# Which boot is a potential winner for me?



## Reynouts (Sep 18, 2014)

Hi guys,

Apprantly I am riding in too big boots for 5 years already. 

I have been modifying the boots until the biggest pain went away in the years.
I added a thick sole under the liner and using some superfeet soles.
But reading up on this topic on this forum, I realize the boots are way too big and it's time to get it right!

Current boots: K2 Raider 42,5 EU / 27,5 Mondo

Today I measured my feet using the method described by @Wiredsport :notworthy:
Seems that I am indeed riding wrong boots that are 1,5/2 sizes too big for me.
Should have measured this way 5 years ago..

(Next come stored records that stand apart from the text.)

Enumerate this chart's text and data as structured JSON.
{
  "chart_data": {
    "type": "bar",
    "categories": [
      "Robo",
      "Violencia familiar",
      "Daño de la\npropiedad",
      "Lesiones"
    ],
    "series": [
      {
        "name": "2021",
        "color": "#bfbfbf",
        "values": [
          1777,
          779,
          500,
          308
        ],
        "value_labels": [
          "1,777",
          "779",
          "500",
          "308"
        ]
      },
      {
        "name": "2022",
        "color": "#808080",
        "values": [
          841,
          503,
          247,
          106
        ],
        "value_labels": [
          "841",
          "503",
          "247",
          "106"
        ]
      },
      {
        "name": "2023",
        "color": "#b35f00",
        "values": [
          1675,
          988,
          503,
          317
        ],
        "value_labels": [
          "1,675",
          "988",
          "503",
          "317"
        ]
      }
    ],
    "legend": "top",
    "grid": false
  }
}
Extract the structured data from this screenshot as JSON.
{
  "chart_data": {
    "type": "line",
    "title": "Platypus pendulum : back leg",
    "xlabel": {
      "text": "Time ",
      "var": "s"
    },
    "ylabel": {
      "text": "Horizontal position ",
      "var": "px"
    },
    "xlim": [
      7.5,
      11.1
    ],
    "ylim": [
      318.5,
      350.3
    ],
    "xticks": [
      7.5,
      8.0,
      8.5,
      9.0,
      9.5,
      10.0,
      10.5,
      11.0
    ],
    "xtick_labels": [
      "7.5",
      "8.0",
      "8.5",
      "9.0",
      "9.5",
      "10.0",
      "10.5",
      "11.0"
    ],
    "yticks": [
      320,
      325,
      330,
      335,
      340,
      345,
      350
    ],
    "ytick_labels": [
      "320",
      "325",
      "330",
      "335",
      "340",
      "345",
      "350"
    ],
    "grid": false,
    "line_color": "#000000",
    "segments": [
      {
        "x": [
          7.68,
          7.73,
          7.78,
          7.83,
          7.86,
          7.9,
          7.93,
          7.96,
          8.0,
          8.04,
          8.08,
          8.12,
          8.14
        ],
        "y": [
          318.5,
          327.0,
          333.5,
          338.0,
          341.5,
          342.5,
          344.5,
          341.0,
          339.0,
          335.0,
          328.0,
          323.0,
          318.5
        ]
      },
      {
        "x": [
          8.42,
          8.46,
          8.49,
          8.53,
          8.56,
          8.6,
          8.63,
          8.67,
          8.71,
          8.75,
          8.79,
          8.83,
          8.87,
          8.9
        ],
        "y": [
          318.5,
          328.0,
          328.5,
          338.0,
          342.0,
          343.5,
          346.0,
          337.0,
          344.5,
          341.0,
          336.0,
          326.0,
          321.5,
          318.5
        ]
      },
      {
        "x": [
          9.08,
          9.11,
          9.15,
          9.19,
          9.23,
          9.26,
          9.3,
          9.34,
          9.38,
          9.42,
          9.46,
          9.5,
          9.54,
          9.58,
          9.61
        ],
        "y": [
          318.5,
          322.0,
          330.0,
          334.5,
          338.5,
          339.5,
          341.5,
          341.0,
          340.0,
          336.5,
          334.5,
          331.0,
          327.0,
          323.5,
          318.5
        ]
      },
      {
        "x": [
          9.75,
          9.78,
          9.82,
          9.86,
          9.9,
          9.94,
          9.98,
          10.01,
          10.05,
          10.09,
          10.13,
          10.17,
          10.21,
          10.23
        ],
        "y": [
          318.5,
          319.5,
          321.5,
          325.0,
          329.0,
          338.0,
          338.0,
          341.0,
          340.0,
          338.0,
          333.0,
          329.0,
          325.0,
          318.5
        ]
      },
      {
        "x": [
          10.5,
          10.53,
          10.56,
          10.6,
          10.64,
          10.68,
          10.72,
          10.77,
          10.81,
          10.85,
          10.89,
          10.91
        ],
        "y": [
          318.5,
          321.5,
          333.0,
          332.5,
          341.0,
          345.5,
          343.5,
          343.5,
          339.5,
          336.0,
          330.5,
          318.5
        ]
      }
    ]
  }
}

Right foot: length = 25,7cm / width = 9,3cm
Left foot: length = 26,0cm / width = 9,1cm

I got a bit of a high arch in my feet.

I am looking preferably for double BOA styled boots with middle-of-the-road flex (allmountain-freestyle oriented).
Snowboard shops "close" to me are selling the following BOA boots:

Shop 1
- 32 Lashed Double BOA
- Burton Concord
- Burton Photon
- Burton ION

Shop 2
- 32 Lashed Double BOA
- Vans Aura
- K2 Maysis
- Ride Lasso

Haven't fit one of them yet, but am wondering if one of these boots could suit my feet (keeping the width and arch of my feet in mind).
Maybe I need to find different shops with more choice, or also look at speedlace system boots.

Any suggestions for which boot could suit me or other boots I really should look into?

Thanks! :snowboard3:


----------



## kriegs13 (Nov 28, 2016)

Go to the shops and try them on. They're all good but only your feet will know which are right.
I would ay you can eliminate the Photon and Ion; IMO they are more on the stiff side of medium stiff. I really like my K2 maysis and I would say theyre a true midflex..the Conda system is good for some, hated by others. I like the Ride Lasso that I tried on. If I were buying new boots today, they would be a strong contender.

For arch, plan on investing in some good insoles.


----------



## chomps1211 (Mar 30, 2011)

^this^

Seriously,.... try them *All* on. Only way you're gonna know. 

As far as useless opinions from total strangers go,... > I have wide feet /w a high arch & instep. I've been riding 32 ST Boas for 5 seasons. IMO, 32's seem to b better at accommodating larger volume feet. :dunno:

I Sized down from 10.5 to 10's last season. (....wired's boot sizer puts me in a 9.5 but I can't make that work comfortably due to foot pain from sum _seriously_ mis-shapened dogs!!!) :laugh: :blink:

I wanted a stiffer boot than I was riding so I went with the 32 Binary Boas. I like them a lot.


----------



## Reynouts (Sep 18, 2014)

Thanks. I would really like to try them all, but I like to make a choice which shop could be the one with the best options for my feet. They aren't very near. 

What I didn't find yet is if the width of my feet is normal, wide or narrow and which boots accommodate this.


----------



## Jonny C (Mar 16, 2017)

For all mountain freestyle, you can remove the Ions as well.


----------



## kriegs13 (Nov 28, 2016)

Reynouts said:


> Thanks. I would really like to try them all, but I like to make a choice which shop could be the one with the best options for my feet. They aren't very near.
> 
> What I didn't find yet is if the width of my feet is normal, wide or narrow and which boots accommodate this.




Definitely figure out your width before. Check the wired thread and then measure your foot. It’ll help you figure your stats. 


Sent from my iPhone using Tapatalk


----------



## Reynouts (Sep 18, 2014)

kriegs13 said:


> Definitely figure out your width before. Check the wired thread and then measure your foot. It’ll help you figure your stats.


Already measured that (see my OP).

Right foot: length = 25,7cm / width = 9,3cm
Left foot: length = 26,0cm / width = 9,1cm


----------



## kriegs13 (Nov 28, 2016)

Reynouts said:


> Already measured that (see my OP).
> 
> 
> 
> ...




Oops. My bust. 


Sent from my iPhone using Tapatalk


----------